Effects of Garlic Oil and Cinnamaldehyde on Sheep Rumen Fermentation and Microbial Populations in Rusitec Fermenters in Two Different Sampling Periods

SIMPLE SUMMARY: Garlic oil and cinnamaldehyde are plant-derived bioactive compounds with antimicrobial activity, which might contribute to improving the efficiency of rumen fermentation.

However, an apparent adaptation of microbial populations to these compounds is usually observed over time.

In this study, the effects of garlic oil and cinnamaldehyde on rumen fermentation and microbial populations were assessed in two periods of time using an in vitro system (Rusitec fermenters).

Despite this possible adaptation, garlic oil supplementation reduced methane production and enhanced the energy profile of fermentation end products over time, whereas cinnamaldehyde appeared to increase the microbial protein supply to the animal.

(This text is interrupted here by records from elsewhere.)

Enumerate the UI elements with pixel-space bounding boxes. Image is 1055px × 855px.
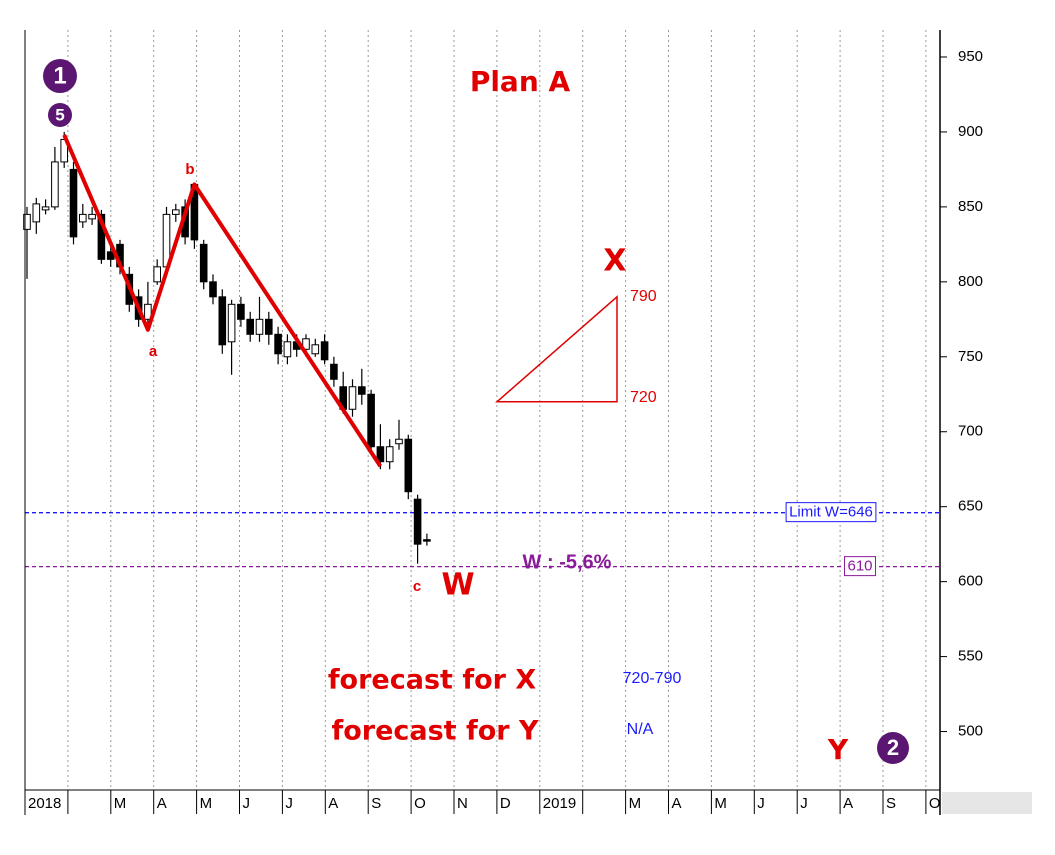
y-tick-label: 850 [958,198,983,215]
x-tick-label: M [114,795,127,812]
y-tick-label: 800 [958,273,983,290]
level-label: Limit W=646 [789,504,873,521]
candle-body [330,363,338,380]
candle-body [97,213,106,260]
x-tick-label: M [629,795,642,812]
x-tick-label: S [886,795,896,812]
y-tick-label: 550 [958,648,983,665]
candle-body [246,318,254,335]
candle-body [199,243,208,283]
candle-body [41,206,50,211]
target-name: X [603,244,626,279]
forecast-label: forecast for X [328,665,537,696]
x-tick-label: O [929,795,941,812]
candle-body [51,161,59,208]
x-tick-label: S [371,795,381,812]
candle-body [209,281,217,298]
y-tick-label: 750 [958,348,983,365]
level-label: 610 [847,558,872,575]
x-tick-label: J [757,795,765,812]
candle-body [23,213,31,230]
level-box [785,502,877,523]
candle-body [172,209,180,215]
candle-body [385,446,394,463]
wave-mark: 5 [55,105,64,124]
forecast-value: 720-790 [623,670,682,687]
y-tick-label: 600 [958,573,983,590]
candle-body [320,341,329,361]
x-tick-label: A [328,795,338,812]
candle-body [311,344,320,355]
candle-body [423,539,431,542]
candle-body [227,303,236,343]
candle-body [348,386,357,410]
candle-body [255,318,264,335]
candle-body [237,303,245,320]
y-tick-label: 700 [958,423,983,440]
x-tick-label: 2019 [543,795,576,812]
forecast-label: forecast for Y [331,716,539,747]
x-tick-label: 2018 [28,795,61,812]
wave-circle [48,103,72,127]
wave-label: b [185,161,194,178]
y-tick-label: 900 [958,123,983,140]
x-tick-label: O [414,795,426,812]
axis-corner [942,792,1032,814]
chart-title: Plan A [470,65,571,98]
x-tick-label: M [200,795,213,812]
target-high: 790 [630,288,657,305]
candle-body [144,303,152,320]
candle-body [69,168,78,238]
candle-body [376,446,385,463]
y-tick-label: 500 [958,723,983,740]
x-tick-label: M [714,795,727,812]
forecast-value: N/A [627,721,654,738]
end-label: Y [827,733,849,766]
wave-circle [43,59,77,93]
candle-body [265,318,273,335]
end-mark: 2 [887,735,899,760]
candle-body [153,266,161,283]
y-tick-label: 650 [958,498,983,515]
candle-body [395,438,403,445]
candle-body [367,393,375,448]
candle-body [413,498,422,545]
x-tick-label: A [157,795,167,812]
wave-line [62,134,383,468]
x-tick-label: J [800,795,808,812]
candle-body [358,386,366,395]
level-box [843,556,877,577]
x-tick-label: J [243,795,251,812]
wave-mark: 1 [53,62,66,89]
candle-body [32,203,41,223]
candle-body [218,296,227,346]
end-circle [877,732,909,764]
candle-body [283,341,292,358]
candle-body [274,333,282,355]
candle-body [302,338,310,350]
target-triangle [495,295,618,403]
y-tick-label: 950 [958,48,983,65]
candle-body [404,438,413,493]
x-tick-label: A [672,795,682,812]
w-label: W [441,568,474,603]
target-low: 720 [630,389,657,406]
wave-label: a [149,343,158,360]
candle-body [88,213,96,220]
x-tick-label: N [457,795,468,812]
x-tick-label: A [843,795,853,812]
marks [23,131,940,568]
wave-label: c [413,578,421,595]
x-tick-label: D [500,795,511,812]
x-tick-label: J [285,795,293,812]
candle-body [79,213,87,223]
w-change: W : -5,6% [523,551,612,573]
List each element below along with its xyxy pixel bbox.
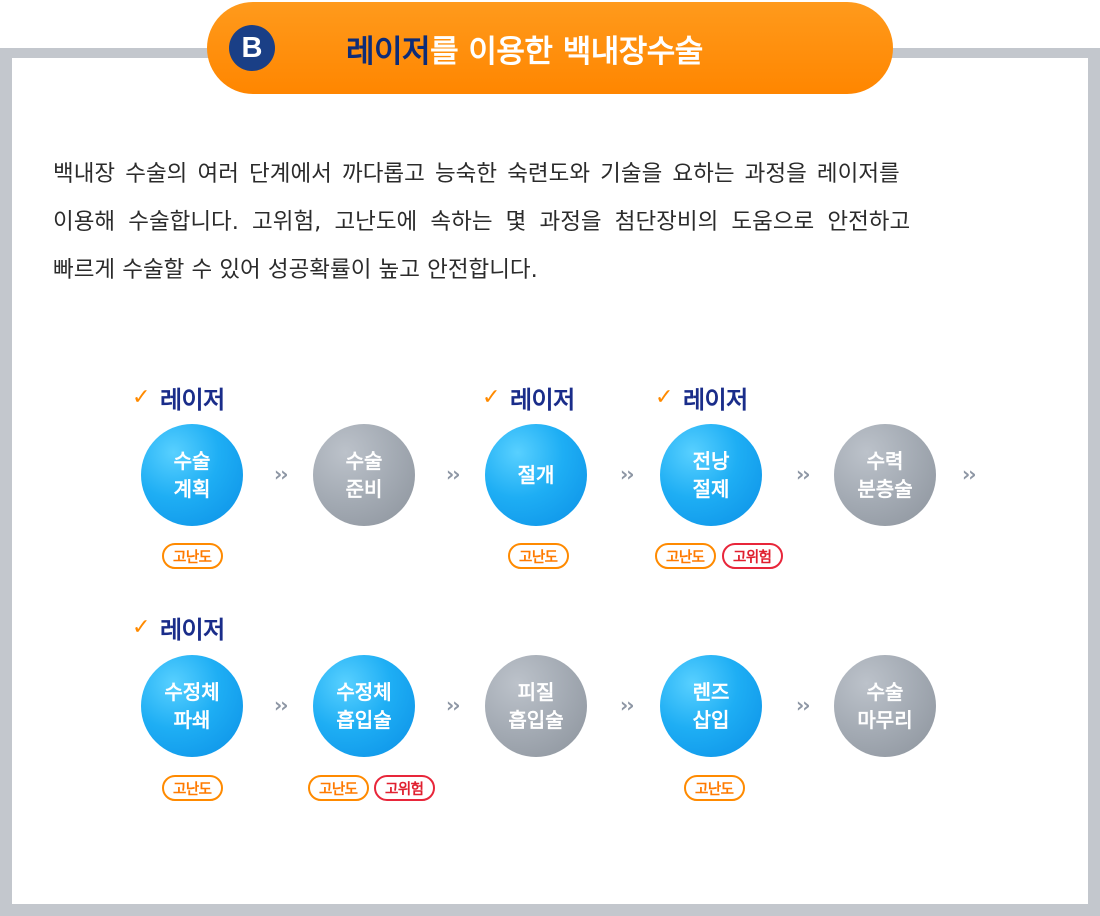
step-label: 절제 — [692, 477, 730, 501]
step-capsulotomy: 전낭 절제 — [660, 424, 762, 526]
chevron-right-icon: ›› — [446, 462, 461, 486]
step-cortex-aspiration: 피질 흡입술 — [485, 655, 587, 757]
title-rest: 를 이용한 백내장수술 — [430, 33, 703, 70]
step-label: 마무리 — [857, 708, 913, 732]
laser-label: ✓ 레이저 — [132, 612, 225, 644]
description-line: 빠르게 수술할 수 있어 성공확률이 높고 안전합니다. — [53, 257, 538, 283]
step-label: 수술 — [866, 680, 904, 704]
difficulty-tag: 고난도 — [308, 775, 369, 801]
step-incision: 절개 — [485, 424, 587, 526]
laser-label-text: 레이저 — [509, 385, 575, 414]
laser-label-text: 레이저 — [682, 385, 748, 414]
step-label: 피질 — [517, 680, 555, 704]
step-surgery-prep: 수술 준비 — [313, 424, 415, 526]
chevron-right-icon: ›› — [274, 462, 289, 486]
chevron-right-icon: ›› — [274, 693, 289, 717]
section-title: 레이저 를 이용한 백내장수술 — [346, 2, 703, 94]
chevron-right-icon: ›› — [620, 693, 635, 717]
title-highlight: 레이저 — [346, 33, 431, 70]
check-icon: ✓ — [482, 384, 500, 410]
step-label: 수력 — [866, 449, 904, 473]
laser-label-text: 레이저 — [159, 615, 225, 644]
step-label: 절개 — [517, 463, 555, 487]
step-label: 흡입술 — [508, 708, 564, 732]
step-lens-insertion: 렌즈 삽입 — [660, 655, 762, 757]
laser-label: ✓ 레이저 — [482, 382, 575, 414]
laser-label: ✓ 레이저 — [132, 382, 225, 414]
check-icon: ✓ — [132, 384, 150, 410]
chevron-right-icon: ›› — [446, 693, 461, 717]
step-label: 수정체 — [336, 680, 392, 704]
check-icon: ✓ — [655, 384, 673, 410]
step-surgery-finish: 수술 마무리 — [834, 655, 936, 757]
step-label: 준비 — [345, 477, 383, 501]
step-hydrodissection: 수력 분층술 — [834, 424, 936, 526]
difficulty-tag: 고난도 — [684, 775, 745, 801]
laser-label-text: 레이저 — [159, 385, 225, 414]
step-label: 전낭 — [692, 449, 730, 473]
description-line: 이용해 수술합니다. 고위험, 고난도에 속하는 몇 과정을 첨단장비의 도움으… — [53, 209, 911, 235]
chevron-right-icon: ›› — [620, 462, 635, 486]
risk-tag: 고위험 — [722, 543, 783, 569]
step-label: 렌즈 — [692, 680, 730, 704]
section-badge: B — [229, 25, 275, 71]
step-surgery-plan: 수술 계획 — [141, 424, 243, 526]
step-label: 수정체 — [164, 680, 220, 704]
chevron-right-icon: ›› — [796, 693, 811, 717]
chevron-right-icon: ›› — [796, 462, 811, 486]
step-label: 흡입술 — [336, 708, 392, 732]
section-title-banner: B 레이저 를 이용한 백내장수술 — [207, 2, 893, 94]
step-label: 분층술 — [857, 477, 913, 501]
step-label: 파쇄 — [173, 708, 211, 732]
description-paragraph: 백내장 수술의 여러 단계에서 까다롭고 능숙한 숙련도와 기술을 요하는 과정… — [53, 150, 1051, 294]
difficulty-tag: 고난도 — [162, 543, 223, 569]
description-line: 백내장 수술의 여러 단계에서 까다롭고 능숙한 숙련도와 기술을 요하는 과정… — [53, 161, 900, 187]
check-icon: ✓ — [132, 614, 150, 640]
difficulty-tag: 고난도 — [162, 775, 223, 801]
step-lens-aspiration: 수정체 흡입술 — [313, 655, 415, 757]
chevron-right-icon: ›› — [962, 462, 977, 486]
step-label: 수술 — [173, 449, 211, 473]
step-label: 계획 — [173, 477, 211, 501]
risk-tag: 고위험 — [374, 775, 435, 801]
step-label: 삽입 — [692, 708, 730, 732]
step-phaco-fragmentation: 수정체 파쇄 — [141, 655, 243, 757]
difficulty-tag: 고난도 — [655, 543, 716, 569]
laser-label: ✓ 레이저 — [655, 382, 748, 414]
step-label: 수술 — [345, 449, 383, 473]
difficulty-tag: 고난도 — [508, 543, 569, 569]
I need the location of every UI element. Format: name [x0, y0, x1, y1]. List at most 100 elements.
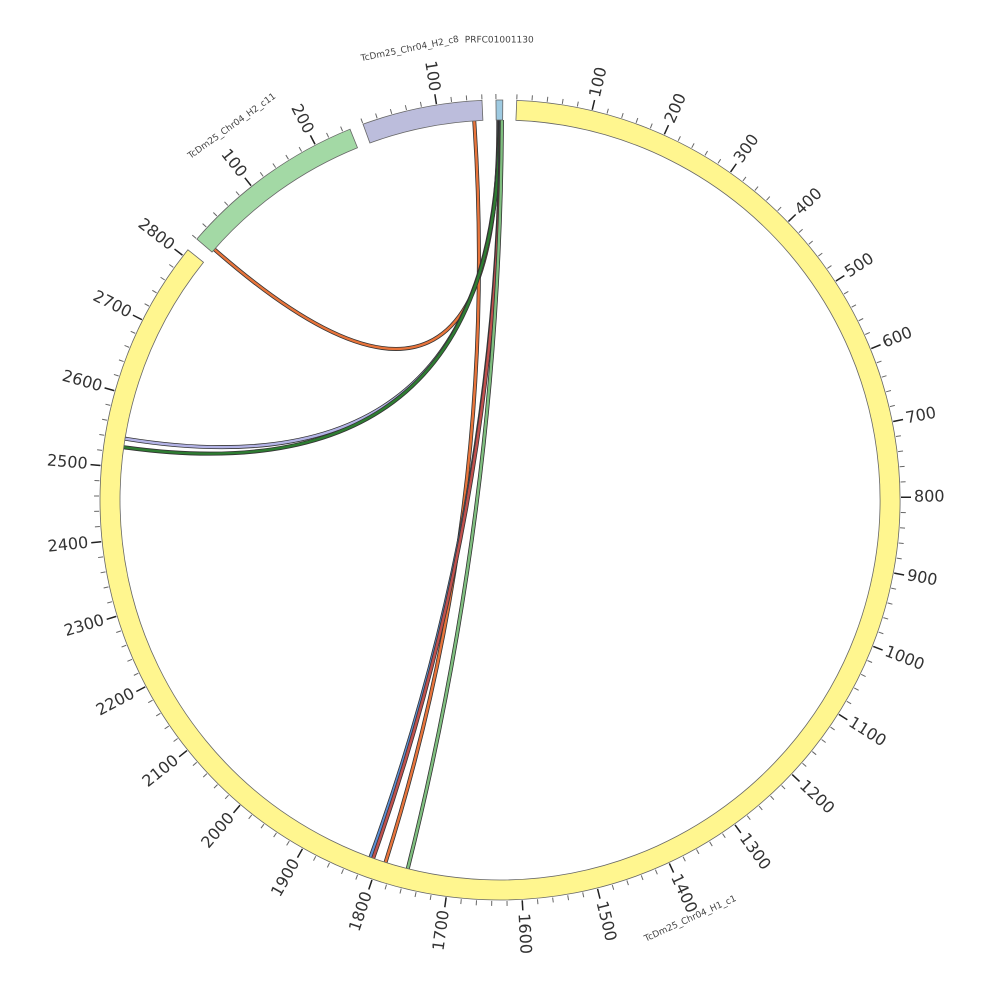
minor-tick — [552, 897, 554, 903]
segment-label: TcDm25_Chr04_H2_c8 — [359, 35, 460, 65]
minor-tick — [891, 587, 897, 590]
link — [406, 119, 504, 869]
minor-tick — [896, 557, 902, 560]
link — [384, 120, 481, 863]
major-tick — [309, 135, 316, 145]
minor-tick — [155, 712, 161, 717]
major-tick — [135, 686, 146, 693]
minor-tick — [105, 403, 111, 406]
major-tick — [871, 344, 881, 350]
minor-tick — [626, 880, 629, 886]
major-tick — [90, 463, 101, 467]
minor-tick — [843, 290, 849, 295]
minor-tick — [883, 617, 889, 620]
major-tick — [132, 314, 143, 321]
minor-tick — [326, 862, 330, 868]
tick-label: 1300 — [736, 829, 775, 873]
minor-tick — [709, 841, 713, 847]
minor-tick — [202, 773, 208, 778]
minor-tick — [389, 108, 393, 115]
minor-tick — [375, 113, 378, 119]
minor-tick — [340, 126, 344, 132]
minor-tick — [722, 833, 726, 839]
minor-tick — [876, 360, 882, 364]
minor-tick — [811, 751, 817, 756]
minor-tick — [224, 794, 229, 800]
major-tick — [444, 897, 447, 908]
minor-tick — [754, 186, 759, 191]
minor-tick — [746, 815, 751, 820]
tick-label: 1200 — [796, 776, 839, 818]
segment — [196, 128, 359, 253]
minor-tick — [164, 725, 170, 730]
minor-tick — [124, 345, 130, 348]
major-tick — [244, 177, 252, 187]
minor-tick — [770, 795, 775, 801]
minor-tick — [160, 276, 166, 281]
tick-label: 1800 — [345, 889, 376, 934]
minor-tick — [830, 726, 835, 731]
segment — [362, 99, 484, 144]
minor-tick — [898, 450, 904, 453]
minor-tick — [107, 601, 113, 604]
minor-tick — [144, 303, 150, 307]
minor-tick — [168, 264, 174, 268]
minor-tick — [742, 176, 747, 182]
major-tick — [668, 863, 675, 873]
minor-tick — [758, 805, 763, 811]
minor-tick — [272, 163, 277, 168]
tick-label: 1100 — [845, 712, 890, 750]
minor-tick — [887, 602, 893, 605]
minor-tick — [567, 895, 570, 901]
major-tick — [591, 99, 596, 110]
minor-tick — [152, 289, 157, 294]
minor-tick — [640, 875, 644, 881]
minor-tick — [853, 687, 859, 691]
minor-tick — [133, 672, 139, 676]
minor-tick — [99, 433, 105, 436]
link-outline — [213, 119, 501, 351]
major-tick — [791, 774, 801, 782]
minor-tick — [582, 892, 585, 898]
tick-label: 2100 — [138, 751, 182, 791]
minor-tick — [860, 673, 866, 677]
tick-label: 1400 — [667, 871, 701, 916]
major-tick — [368, 879, 373, 890]
major-tick — [835, 274, 845, 282]
tick-label: 500 — [841, 248, 877, 281]
minor-tick — [285, 154, 289, 160]
minor-tick — [798, 228, 803, 234]
major-tick — [104, 387, 115, 392]
tick-label: 200 — [287, 101, 318, 137]
tick-label: 300 — [729, 130, 762, 166]
minor-tick — [414, 892, 417, 898]
minor-tick — [97, 449, 103, 451]
segment — [99, 99, 901, 901]
minor-tick — [867, 660, 873, 663]
minor-tick — [212, 212, 218, 217]
minor-tick — [360, 118, 364, 124]
tick-label: 1900 — [267, 855, 304, 900]
major-tick — [232, 804, 241, 814]
major-tick — [894, 572, 905, 576]
major-tick — [91, 540, 102, 544]
major-tick — [106, 615, 117, 621]
segment — [495, 99, 504, 121]
minor-tick — [611, 884, 615, 890]
minor-tick — [621, 112, 624, 119]
minor-tick — [576, 101, 579, 107]
minor-tick — [313, 855, 317, 861]
minor-tick — [260, 823, 265, 829]
minor-tick — [286, 840, 290, 846]
minor-tick — [878, 631, 884, 635]
minor-tick — [450, 96, 453, 102]
major-tick — [178, 749, 188, 758]
minor-tick — [202, 223, 207, 228]
major-tick — [787, 213, 797, 223]
link — [213, 119, 500, 351]
minor-tick — [766, 196, 771, 201]
minor-tick — [777, 206, 782, 212]
minor-tick — [546, 96, 549, 102]
tick-label: 900 — [906, 565, 940, 589]
tick-label: 1700 — [429, 909, 453, 952]
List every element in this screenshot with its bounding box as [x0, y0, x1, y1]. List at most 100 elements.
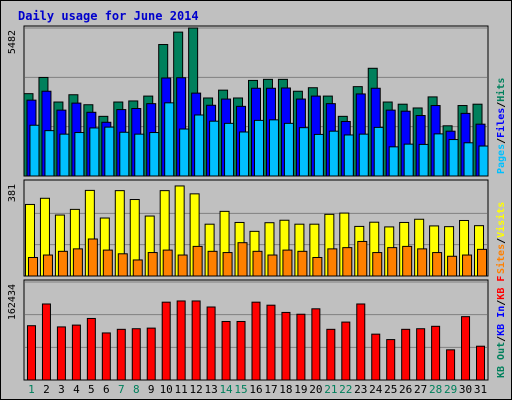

Thus, the use of these compounds as feed additives could contribute to increasing the efficiency and sustainability of ruminant production systems, bringing both economic and environmental benefits.

ABSTRACT: Garlic oil (GO) and cinnamaldehyde (CIN) have shown potential to modify rumen fermentation.

The aim of this study was to assess the effects of GO and CIN on rumen fermentation, microbial protein synthesis (MPS), and microbial populations in Rusitec fermenters fed a mixed diet (50:50 forage/concentrate), as well as whether these effects were maintained over time.

Six fermenters were used in two 15-day incubation runs.

Within each run, two fermenters received no additive, 180 mg/L of GO, or 180 mg/L of CIN.

Rumen fermentation parameters were assessed in two periods (P1 and P2), and microbial populations were studied after each of these periods.

Garlic oil reduced the acetate/propionate ratio and methane production (p < 0.001) in P1 and P2 and decreased protozoal DNA concentration and the relative abundance of fungi and archaea after P1 (p < 0.05).

Cinnamaldehyde increased bacterial diversity (p < 0.01) and modified the structure of bacterial communities after P1, decreased bacterial DNA concentration after P2 (p < 0.05), and increased MPS (p < 0.001).

The results of this study indicate that 180 mg/L of GO and CIN promoted a more efficient rumen fermentation and increased the protein supply to the animal, respectively, although an apparent adaptive response of microbial populations to GO was observed.